In the present study, an univariate analysis demonstrated that patients whose mononuclear cells had higher CdA expression and activity levels had significantly higher rate of early progression and shorter OS than patients with lower CdA expression and activity levels, suggesting that gemcitabine metabolism in mononuclear cells could predict clinical outcome. The small number of patients in our study does not allow a multivariate analysis.

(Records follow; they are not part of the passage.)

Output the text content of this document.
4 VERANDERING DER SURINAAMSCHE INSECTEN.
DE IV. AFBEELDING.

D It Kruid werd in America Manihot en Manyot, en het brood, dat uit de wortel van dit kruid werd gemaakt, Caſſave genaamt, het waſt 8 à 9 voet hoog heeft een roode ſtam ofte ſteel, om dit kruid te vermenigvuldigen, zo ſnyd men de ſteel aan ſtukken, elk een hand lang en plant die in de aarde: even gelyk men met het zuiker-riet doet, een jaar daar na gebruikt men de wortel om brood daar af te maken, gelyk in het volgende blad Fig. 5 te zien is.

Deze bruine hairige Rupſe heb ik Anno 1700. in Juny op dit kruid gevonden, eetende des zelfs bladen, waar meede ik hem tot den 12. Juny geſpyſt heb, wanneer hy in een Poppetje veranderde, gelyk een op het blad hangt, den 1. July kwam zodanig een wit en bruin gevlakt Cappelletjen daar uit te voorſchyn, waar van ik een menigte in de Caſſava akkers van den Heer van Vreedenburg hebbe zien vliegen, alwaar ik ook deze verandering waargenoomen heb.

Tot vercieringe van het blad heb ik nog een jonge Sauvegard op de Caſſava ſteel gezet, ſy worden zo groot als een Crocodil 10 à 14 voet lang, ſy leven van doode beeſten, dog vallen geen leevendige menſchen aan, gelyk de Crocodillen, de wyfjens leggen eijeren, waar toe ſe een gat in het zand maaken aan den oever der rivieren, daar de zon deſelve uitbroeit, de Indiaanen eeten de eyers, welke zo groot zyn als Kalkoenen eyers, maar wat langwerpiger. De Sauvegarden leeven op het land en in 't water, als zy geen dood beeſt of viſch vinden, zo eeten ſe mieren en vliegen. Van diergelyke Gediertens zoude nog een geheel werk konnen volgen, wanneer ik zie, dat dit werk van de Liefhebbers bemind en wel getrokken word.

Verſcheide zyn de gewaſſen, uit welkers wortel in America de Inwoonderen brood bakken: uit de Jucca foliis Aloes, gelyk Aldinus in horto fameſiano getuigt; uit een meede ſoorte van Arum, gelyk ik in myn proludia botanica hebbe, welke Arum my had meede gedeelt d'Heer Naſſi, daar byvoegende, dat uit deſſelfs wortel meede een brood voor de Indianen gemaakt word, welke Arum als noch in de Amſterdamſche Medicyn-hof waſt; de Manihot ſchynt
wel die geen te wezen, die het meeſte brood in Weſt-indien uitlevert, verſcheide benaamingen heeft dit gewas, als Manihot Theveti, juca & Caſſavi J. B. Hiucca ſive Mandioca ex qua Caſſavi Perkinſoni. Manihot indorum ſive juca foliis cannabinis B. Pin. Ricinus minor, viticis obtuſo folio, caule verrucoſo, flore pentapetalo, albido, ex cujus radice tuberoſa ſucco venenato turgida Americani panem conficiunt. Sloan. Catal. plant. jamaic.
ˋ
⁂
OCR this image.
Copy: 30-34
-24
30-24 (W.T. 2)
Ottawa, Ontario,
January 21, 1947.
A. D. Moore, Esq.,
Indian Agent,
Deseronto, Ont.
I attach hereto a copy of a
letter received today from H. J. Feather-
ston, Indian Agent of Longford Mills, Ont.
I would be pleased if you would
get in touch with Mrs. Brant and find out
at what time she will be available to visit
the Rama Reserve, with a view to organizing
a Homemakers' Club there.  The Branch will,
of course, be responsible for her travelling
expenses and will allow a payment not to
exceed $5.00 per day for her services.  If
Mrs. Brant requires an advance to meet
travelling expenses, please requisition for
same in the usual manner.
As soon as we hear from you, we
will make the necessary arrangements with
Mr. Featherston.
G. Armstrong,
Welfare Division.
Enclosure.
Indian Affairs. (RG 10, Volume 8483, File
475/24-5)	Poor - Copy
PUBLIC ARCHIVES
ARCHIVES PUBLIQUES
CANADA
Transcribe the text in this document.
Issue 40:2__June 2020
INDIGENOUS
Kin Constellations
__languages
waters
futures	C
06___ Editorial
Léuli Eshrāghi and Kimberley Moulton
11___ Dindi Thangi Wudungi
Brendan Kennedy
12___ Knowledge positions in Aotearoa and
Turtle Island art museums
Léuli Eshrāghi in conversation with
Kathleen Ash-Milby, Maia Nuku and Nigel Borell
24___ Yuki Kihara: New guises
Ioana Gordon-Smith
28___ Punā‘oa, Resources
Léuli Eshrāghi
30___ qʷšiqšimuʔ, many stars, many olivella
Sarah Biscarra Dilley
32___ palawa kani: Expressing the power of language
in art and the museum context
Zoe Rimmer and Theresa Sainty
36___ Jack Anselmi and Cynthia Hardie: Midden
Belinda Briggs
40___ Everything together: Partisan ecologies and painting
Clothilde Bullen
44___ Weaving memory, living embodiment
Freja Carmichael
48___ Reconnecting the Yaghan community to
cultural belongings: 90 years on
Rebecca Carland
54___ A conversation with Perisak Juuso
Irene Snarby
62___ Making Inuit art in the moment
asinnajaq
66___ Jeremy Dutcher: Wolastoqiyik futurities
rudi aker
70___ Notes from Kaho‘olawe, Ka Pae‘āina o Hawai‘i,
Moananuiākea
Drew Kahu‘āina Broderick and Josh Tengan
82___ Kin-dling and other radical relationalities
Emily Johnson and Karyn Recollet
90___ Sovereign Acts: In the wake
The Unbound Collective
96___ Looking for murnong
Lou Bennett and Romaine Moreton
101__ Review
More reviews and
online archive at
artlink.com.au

In conclusion, gemcitabine given as an FDR infusion of 10 mg m−2 min−1 in pancreatic cancer patients is feasible with peripheral blood cell support up to 650 min and the dose of 6500 mg m−2 is the MTD. No severe toxicities were observed at this dose; however, the activity does not seem to be better than that reported with other less intensive FDR schedules. Pharmacokinetic data demonstrate a correlation between dose of gemcitabine and its AUC; on the contrary, AUC of dFdU showed a plateau over 4500 mg m−2 of gemcitabine, possibly depending on saturable metabolism. The observed relationship between CdA expression and activity in mononuclear cells and treatment activity if confirmed might be useful to discriminate patients at different prognosis.